As Cirandas são práticas pedagógicas pensadas para as crianças dentro dos
Movimentos Sociais do Campo de luta pela Reforma Agrária. Nelas, o aprendizado da
criatividade e da cooperação, por meio de diversas estratégias pedagógicas é estimulado.
Estratégias estas munidas de brincadeiras, pois o estar brincando junto também desenvolve
a cooperação, tornando-se um exercício para que as crianças convivam em coletivo,
ajudando-se umas as outras, dividindo percepções e olhares. Recheadas de histórias,
músicas e danças, uma vez que a prática de ouvir as histórias, cantar e dançar as cirandas
proporciona nas crianças, o desenvolvimento de habilidades para melhor convivência em
grupo, tornando-as mais desenvoltas e livres em suas expressões corporais e orais.

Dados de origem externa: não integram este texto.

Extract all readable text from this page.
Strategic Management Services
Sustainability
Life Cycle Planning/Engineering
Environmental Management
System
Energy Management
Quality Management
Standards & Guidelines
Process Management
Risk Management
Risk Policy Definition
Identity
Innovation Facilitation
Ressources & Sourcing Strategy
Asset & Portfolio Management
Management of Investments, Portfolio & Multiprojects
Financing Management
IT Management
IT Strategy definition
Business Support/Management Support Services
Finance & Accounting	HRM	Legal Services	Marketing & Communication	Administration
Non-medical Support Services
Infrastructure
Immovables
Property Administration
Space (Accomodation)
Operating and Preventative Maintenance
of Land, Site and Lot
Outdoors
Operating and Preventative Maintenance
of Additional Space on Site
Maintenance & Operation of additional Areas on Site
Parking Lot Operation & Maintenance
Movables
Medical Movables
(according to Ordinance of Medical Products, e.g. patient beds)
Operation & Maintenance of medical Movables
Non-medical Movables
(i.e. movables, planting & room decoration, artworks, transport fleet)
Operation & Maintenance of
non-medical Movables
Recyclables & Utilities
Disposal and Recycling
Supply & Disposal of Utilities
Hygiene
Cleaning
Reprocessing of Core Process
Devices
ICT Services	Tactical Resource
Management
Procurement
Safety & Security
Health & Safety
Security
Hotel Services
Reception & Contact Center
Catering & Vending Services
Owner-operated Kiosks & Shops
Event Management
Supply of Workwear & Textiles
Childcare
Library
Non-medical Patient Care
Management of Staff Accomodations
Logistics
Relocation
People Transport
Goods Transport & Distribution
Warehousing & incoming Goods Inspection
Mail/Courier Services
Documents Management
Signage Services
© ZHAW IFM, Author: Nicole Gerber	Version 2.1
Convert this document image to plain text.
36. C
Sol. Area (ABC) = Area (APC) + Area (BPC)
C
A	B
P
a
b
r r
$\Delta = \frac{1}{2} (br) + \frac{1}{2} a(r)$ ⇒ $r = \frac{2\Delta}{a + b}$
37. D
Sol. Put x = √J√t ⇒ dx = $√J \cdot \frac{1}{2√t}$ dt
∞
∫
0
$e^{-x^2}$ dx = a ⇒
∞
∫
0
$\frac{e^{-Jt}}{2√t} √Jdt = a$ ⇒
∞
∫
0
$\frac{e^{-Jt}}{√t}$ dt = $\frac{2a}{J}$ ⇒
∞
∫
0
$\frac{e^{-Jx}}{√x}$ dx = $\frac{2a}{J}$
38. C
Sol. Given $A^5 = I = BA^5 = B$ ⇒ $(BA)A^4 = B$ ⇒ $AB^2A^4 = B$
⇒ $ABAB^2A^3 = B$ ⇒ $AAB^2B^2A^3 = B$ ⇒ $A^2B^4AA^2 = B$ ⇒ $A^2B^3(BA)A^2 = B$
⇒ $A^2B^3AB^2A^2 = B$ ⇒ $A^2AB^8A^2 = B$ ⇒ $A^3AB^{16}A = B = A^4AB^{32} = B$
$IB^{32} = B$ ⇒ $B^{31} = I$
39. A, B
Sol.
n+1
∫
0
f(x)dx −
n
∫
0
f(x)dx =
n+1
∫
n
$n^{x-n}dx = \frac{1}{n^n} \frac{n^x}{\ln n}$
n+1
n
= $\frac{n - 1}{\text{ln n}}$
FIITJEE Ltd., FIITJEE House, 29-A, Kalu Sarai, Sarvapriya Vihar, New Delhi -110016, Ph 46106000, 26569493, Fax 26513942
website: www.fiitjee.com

A Mística é uma prática de caráter histórico desenvolvida pelos integrantes dos
Movimentos Sociais do Campo de luta pela Reforma Agrária. Através de representações
que seguem a linha teatral, expõem seus ideais e objetivos a todos aqueles que possuem
uma causa comum: a conquista da terra. São convidados a participar crianças, jovens e
adultos, todos unidos pelo desejo de mudança, almejando a construção de caminhos
embasados na união e coletividade, possibilitando melhores condições de vida a todos
aqueles que lutam por melhores condições de vida, por um espaço onde possam plantar e
erguer suas casas. Não apenas casas, sobretudo, lares, símbolos de lutas e vitórias.